I apply his point to today’s habits of “Google M.Ds.” We search something, read a few quick overviews, and suddenly are self-diagnosing everything from vitamin deficiencies to cancer. Silver reminds us that just because we have accurate data or information in front us, our understanding is likely incomplete if it isn’t our domain.

When people are smart but don’t necessarily have expertise, they tend to fill in the blanks with stuff that’s speculative… fill it in with a kind of B.S. that sounds good at a cocktail party, but which doesn’t necessarily hold up that well to scrutiny.

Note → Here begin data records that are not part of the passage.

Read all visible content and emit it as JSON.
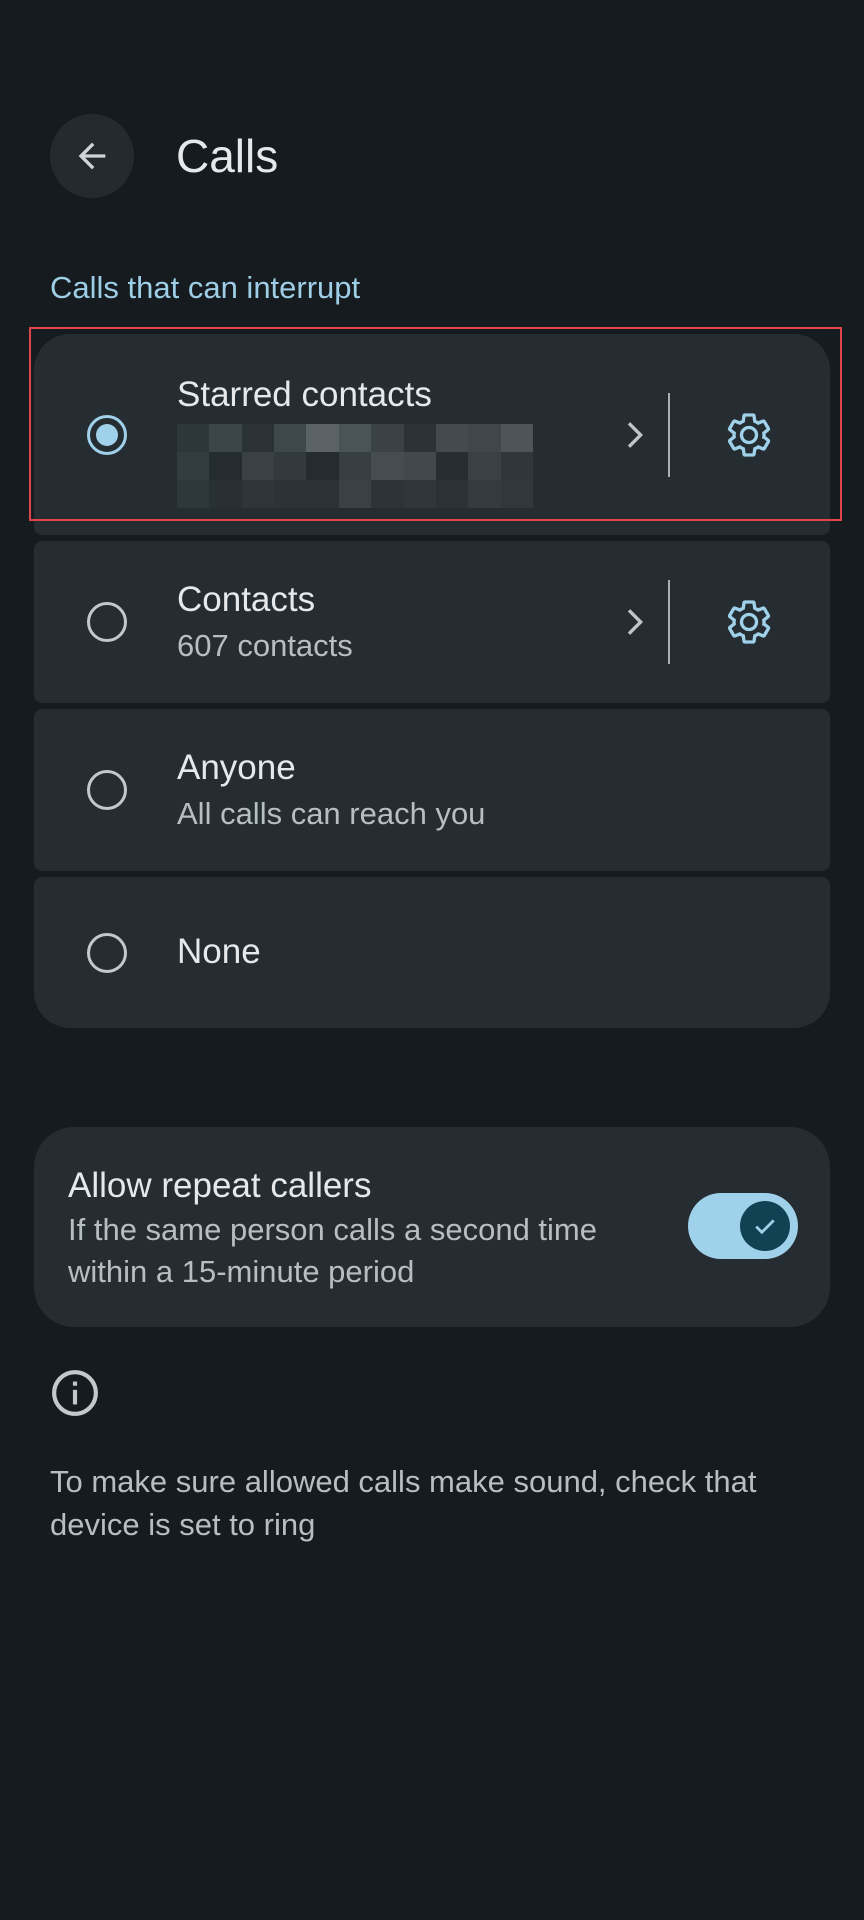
{
  "header": {
    "title": "Calls"
  },
  "section": {
    "header": "Calls that can interrupt"
  },
  "options": [
    {
      "title": "Starred contacts",
      "subtitle": "",
      "selected": true
    },
    {
      "title": "Contacts",
      "subtitle": "607 contacts",
      "selected": false
    },
    {
      "title": "Anyone",
      "subtitle": "All calls can reach you",
      "selected": false
    },
    {
      "title": "None",
      "subtitle": "",
      "selected": false
    }
  ],
  "repeat_callers": {
    "title": "Allow repeat callers",
    "description": "If the same person calls a second time within a 15-minute period",
    "enabled": true
  },
  "footer": {
    "text": "To make sure allowed calls make sound, check that device is set to ring"
  },
  "colors": {
    "background": "#151b1e",
    "card": "#252d32",
    "accent": "#9fd2ea",
    "highlight": "#e0454b"
  },
  "icons": [
    "arrow-back-icon",
    "chevron-right-icon",
    "gear-icon",
    "check-icon",
    "info-icon"
  ]
}
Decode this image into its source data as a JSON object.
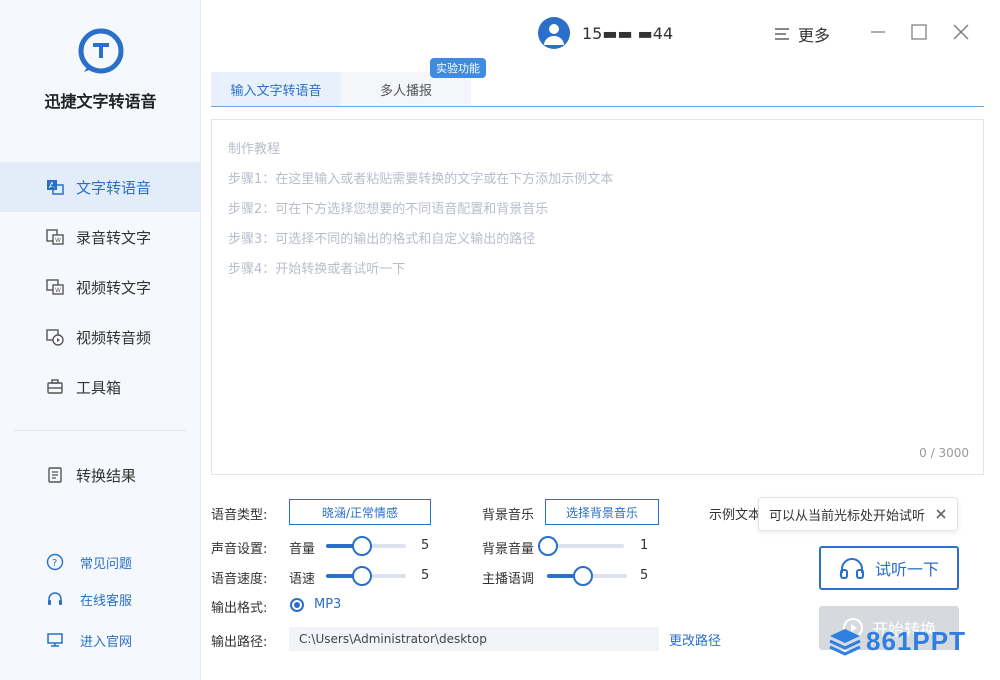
{
  "app": {
    "title": "迅捷文字转语音"
  },
  "sidebar": {
    "items": [
      {
        "label": "文字转语音",
        "icon": "text-to-speech-icon",
        "active": true
      },
      {
        "label": "录音转文字",
        "icon": "recording-to-text-icon"
      },
      {
        "label": "视频转文字",
        "icon": "video-to-text-icon"
      },
      {
        "label": "视频转音频",
        "icon": "video-to-audio-icon"
      },
      {
        "label": "工具箱",
        "icon": "toolbox-icon"
      }
    ],
    "results": {
      "label": "转换结果",
      "icon": "results-icon"
    },
    "footer": [
      {
        "label": "常见问题",
        "icon": "question-icon"
      },
      {
        "label": "在线客服",
        "icon": "headset-icon"
      },
      {
        "label": "进入官网",
        "icon": "monitor-icon"
      }
    ]
  },
  "header": {
    "user": "15▬▬ ▬44",
    "more": "更多"
  },
  "tabs": [
    {
      "label": "输入文字转语音",
      "active": true
    },
    {
      "label": "多人播报"
    }
  ],
  "badge": "实验功能",
  "editor": {
    "hints": [
      "制作教程",
      "步骤1：在这里输入或者粘贴需要转换的文字或在下方添加示例文本",
      "步骤2：可在下方选择您想要的不同语音配置和背景音乐",
      "步骤3：可选择不同的输出的格式和自定义输出的路径",
      "步骤4：开始转换或者试听一下"
    ],
    "count": "0 / 3000"
  },
  "settings": {
    "voice_type_label": "语音类型:",
    "voice_type_value": "晓涵/正常情感",
    "bg_music_label": "背景音乐",
    "bg_music_value": "选择背景音乐",
    "example_label": "示例文本",
    "sound_label": "声音设置:",
    "volume_label": "音量",
    "volume_value": "5",
    "bg_volume_label": "背景音量",
    "bg_volume_value": "1",
    "speed_label": "语音速度:",
    "speed_sub": "语速",
    "speed_value": "5",
    "pitch_label": "主播语调",
    "pitch_value": "5",
    "format_label": "输出格式:",
    "format_value": "MP3",
    "path_label": "输出路径:",
    "path_value": "C:\\Users\\Administrator\\desktop",
    "change_path": "更改路径"
  },
  "slider_levels": {
    "volume": 0.45,
    "bg_volume": 0.05,
    "speed": 0.45,
    "pitch": 0.45
  },
  "tooltip": "可以从当前光标处开始试听",
  "buttons": {
    "listen": "试听一下",
    "start": "开始转换"
  },
  "watermark": "861PPT",
  "colors": {
    "accent": "#2a6fc9",
    "sidebar_bg": "#f5f8fc",
    "active_bg": "#e3edf9"
  }
}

Regarding polling and elections, Silver correctly predicted the outcome of the 2008 presidential election in 49 of 50 states, in all 50 states in 2012, and he was closer than nearly everyone in his prediction for the outcome of 2016, giving Trump a 30% chance where most polls only gave him a 1-2% chance.

We were quite emphatic that the election was competitive, and that Trump had a chance. To us, the fact that Trump won this kind of narrow electoral college victory was exactly the scenario that our model identified as the reason he was more likely to win than people assumed. Because we’d done the historical work and the data work and the reporting work to actually kind of think through these things a little bit more deeply.

Silver has mastered how to merge the truth of data and the value of institutional knowledge – a clarity that allows him unparalleled accuracy in the news he shares.